Zema critica STF e afirma que Senado enviou mensagem ao rejeitar Messias, prometendo que os intocáveis serão responsabilizados
Governador Romeu Zema propõe mudanças no STF após rejeição de indicação pelo Senado.
Após a inédita rejeição de uma indicação ao Supremo Tribunal Federal (STF) pelo Senado, o governador de Minas Gerais, Romeu Zema, expressou sua insatisfação e defendeu reformas significativas no Judiciário brasileiro. Em uma recente entrevista ao programa Market Makers, Zema considerou este episódio um divisor de águas no cenário político e eleitoral do país.
O governador enfatizou que a rejeição é apenas o início de uma transformação ampla que está por vir. Ele observou que os parlamentares estão cada vez mais alinhados com as expectativas do eleitorado, e que aprovar uma indicação do governo poderia resultar em perda de votos.
Segundo Zema, a decisão do Senado indica uma nova dinâmica nas relações entre o Legislativo e o Judiciário. Ele criticou o STF por acumular um poder excessivo e afirmou que uma reforma é necessária para restabelecer o equilíbrio entre as instituições.

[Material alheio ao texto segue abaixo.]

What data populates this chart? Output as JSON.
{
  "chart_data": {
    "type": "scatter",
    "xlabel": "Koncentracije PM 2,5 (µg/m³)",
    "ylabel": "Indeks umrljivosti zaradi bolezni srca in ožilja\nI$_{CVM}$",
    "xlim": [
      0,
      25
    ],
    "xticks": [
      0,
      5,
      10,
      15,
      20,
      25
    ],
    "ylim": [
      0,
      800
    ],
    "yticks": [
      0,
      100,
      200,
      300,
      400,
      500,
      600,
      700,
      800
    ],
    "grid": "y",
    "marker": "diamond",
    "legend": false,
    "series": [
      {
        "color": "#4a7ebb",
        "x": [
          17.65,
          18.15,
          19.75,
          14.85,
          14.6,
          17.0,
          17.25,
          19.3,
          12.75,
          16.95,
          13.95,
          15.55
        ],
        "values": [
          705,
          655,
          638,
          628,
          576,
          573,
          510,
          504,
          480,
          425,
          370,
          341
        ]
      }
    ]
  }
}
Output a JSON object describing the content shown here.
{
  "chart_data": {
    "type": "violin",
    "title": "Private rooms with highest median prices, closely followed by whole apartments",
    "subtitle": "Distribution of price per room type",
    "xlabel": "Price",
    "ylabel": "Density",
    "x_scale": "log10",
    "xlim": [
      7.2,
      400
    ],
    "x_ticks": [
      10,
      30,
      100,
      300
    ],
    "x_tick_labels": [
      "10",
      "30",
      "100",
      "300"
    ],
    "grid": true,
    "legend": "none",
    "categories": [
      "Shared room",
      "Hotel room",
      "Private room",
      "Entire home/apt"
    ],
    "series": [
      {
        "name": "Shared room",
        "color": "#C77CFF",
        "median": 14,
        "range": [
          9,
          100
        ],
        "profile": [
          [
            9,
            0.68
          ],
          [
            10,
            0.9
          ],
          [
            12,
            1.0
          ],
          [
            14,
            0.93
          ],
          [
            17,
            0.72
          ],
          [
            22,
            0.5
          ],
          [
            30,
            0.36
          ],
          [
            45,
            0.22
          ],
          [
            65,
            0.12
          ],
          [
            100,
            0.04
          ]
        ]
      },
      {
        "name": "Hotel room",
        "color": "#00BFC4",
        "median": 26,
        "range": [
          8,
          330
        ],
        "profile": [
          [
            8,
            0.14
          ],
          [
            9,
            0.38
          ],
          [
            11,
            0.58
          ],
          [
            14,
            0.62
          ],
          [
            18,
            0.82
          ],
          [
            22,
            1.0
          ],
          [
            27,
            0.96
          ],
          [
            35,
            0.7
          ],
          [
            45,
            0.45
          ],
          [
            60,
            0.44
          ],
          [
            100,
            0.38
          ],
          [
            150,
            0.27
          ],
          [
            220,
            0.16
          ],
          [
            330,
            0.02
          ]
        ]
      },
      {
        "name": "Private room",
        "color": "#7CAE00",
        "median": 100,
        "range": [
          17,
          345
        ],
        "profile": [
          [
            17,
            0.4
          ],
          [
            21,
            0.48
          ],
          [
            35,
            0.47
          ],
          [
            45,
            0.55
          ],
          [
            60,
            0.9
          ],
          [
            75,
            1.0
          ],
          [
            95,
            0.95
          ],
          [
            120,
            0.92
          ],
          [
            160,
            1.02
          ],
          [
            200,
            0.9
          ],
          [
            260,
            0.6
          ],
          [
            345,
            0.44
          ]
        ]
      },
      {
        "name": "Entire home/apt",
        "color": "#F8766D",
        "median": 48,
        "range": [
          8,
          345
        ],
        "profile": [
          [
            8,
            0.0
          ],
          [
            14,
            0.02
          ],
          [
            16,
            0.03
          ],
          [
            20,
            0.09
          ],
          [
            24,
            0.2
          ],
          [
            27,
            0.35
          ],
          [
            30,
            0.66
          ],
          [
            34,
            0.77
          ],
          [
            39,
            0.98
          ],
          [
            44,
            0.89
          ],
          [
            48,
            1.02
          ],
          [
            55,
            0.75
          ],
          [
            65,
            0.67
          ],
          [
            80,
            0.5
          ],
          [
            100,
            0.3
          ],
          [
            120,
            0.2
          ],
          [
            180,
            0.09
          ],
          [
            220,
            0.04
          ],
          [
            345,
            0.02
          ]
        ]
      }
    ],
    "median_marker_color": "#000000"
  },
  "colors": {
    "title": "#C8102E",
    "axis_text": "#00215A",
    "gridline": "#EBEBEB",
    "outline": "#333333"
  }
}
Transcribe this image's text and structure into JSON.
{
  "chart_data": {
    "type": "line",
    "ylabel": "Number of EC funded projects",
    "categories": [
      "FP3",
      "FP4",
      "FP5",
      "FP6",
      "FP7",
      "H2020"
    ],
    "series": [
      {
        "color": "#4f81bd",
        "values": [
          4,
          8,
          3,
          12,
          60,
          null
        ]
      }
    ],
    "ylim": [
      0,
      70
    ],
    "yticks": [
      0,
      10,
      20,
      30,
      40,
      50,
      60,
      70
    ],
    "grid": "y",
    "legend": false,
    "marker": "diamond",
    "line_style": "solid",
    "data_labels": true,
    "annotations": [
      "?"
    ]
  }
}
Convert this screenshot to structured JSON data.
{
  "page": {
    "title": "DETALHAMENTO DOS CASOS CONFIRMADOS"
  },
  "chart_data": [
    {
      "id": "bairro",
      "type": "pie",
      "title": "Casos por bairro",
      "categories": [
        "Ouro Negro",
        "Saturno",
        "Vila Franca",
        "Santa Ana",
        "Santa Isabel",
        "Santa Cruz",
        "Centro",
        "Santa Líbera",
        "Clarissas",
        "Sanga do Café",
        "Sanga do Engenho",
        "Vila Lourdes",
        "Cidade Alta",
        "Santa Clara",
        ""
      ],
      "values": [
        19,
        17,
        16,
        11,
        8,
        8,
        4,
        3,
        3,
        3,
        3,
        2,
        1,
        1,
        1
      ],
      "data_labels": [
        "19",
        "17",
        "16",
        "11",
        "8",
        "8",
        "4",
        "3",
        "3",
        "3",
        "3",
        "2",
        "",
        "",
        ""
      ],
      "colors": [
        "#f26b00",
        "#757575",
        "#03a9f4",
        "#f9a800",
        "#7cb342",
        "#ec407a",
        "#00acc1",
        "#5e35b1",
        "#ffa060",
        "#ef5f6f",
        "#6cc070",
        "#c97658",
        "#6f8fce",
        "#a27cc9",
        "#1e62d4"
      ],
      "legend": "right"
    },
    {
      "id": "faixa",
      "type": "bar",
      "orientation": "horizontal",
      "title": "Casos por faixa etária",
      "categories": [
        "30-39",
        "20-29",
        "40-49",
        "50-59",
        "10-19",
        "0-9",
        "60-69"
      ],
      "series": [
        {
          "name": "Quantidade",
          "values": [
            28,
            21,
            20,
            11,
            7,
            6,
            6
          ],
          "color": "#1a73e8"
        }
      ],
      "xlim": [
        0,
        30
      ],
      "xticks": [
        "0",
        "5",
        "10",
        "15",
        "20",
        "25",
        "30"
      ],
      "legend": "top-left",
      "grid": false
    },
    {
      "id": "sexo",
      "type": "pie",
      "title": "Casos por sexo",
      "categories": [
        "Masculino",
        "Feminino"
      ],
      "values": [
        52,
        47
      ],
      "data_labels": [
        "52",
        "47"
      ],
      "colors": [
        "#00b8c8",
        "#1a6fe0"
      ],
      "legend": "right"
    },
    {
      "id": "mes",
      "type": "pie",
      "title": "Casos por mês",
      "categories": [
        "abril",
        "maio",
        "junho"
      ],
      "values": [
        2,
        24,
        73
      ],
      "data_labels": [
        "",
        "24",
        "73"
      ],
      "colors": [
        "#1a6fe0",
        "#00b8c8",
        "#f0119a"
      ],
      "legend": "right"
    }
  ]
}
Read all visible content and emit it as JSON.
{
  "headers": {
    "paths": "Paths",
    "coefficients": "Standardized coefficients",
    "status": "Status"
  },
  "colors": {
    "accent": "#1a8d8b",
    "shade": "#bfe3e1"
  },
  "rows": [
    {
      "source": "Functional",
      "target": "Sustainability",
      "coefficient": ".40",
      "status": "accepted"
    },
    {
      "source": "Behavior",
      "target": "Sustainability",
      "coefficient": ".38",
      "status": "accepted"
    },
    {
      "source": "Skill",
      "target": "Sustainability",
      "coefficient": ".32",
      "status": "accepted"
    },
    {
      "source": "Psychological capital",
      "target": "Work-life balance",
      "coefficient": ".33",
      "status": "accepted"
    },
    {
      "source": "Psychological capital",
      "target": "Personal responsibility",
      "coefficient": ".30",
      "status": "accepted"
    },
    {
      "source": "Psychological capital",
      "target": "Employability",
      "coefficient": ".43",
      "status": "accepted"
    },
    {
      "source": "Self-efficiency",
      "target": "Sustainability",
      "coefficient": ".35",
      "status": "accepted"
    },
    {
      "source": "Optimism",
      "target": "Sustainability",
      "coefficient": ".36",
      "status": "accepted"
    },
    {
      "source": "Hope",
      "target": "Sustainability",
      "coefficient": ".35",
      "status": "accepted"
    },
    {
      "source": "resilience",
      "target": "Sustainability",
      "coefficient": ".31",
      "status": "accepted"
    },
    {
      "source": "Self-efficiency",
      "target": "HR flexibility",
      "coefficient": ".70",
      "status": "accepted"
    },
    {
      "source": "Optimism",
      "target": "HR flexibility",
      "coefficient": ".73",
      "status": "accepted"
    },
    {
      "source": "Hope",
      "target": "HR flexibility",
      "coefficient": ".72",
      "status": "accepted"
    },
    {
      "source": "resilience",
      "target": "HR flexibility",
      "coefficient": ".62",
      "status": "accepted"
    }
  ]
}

O governador não hesitou em criticar a atuação de alguns ministros do Supremo, afirmando que em países mais sérios, estes já teriam sido afastados por suas ações. Para ele, essa situação é uma ofensa ao cidadão brasileiro que cumpre suas obrigações fiscais.
Propostas para o STF
Dentre as reformas sugeridas, Zema propõe a criação de uma idade mínima de 60 anos para a nomeação de ministros, o que limitariam o tempo de permanência no cargo. Ele também é favorável ao fim das decisões monocráticas, argumentando que um único ministro não deveria ter o poder de anular decisões de um colegiado de parlamentares.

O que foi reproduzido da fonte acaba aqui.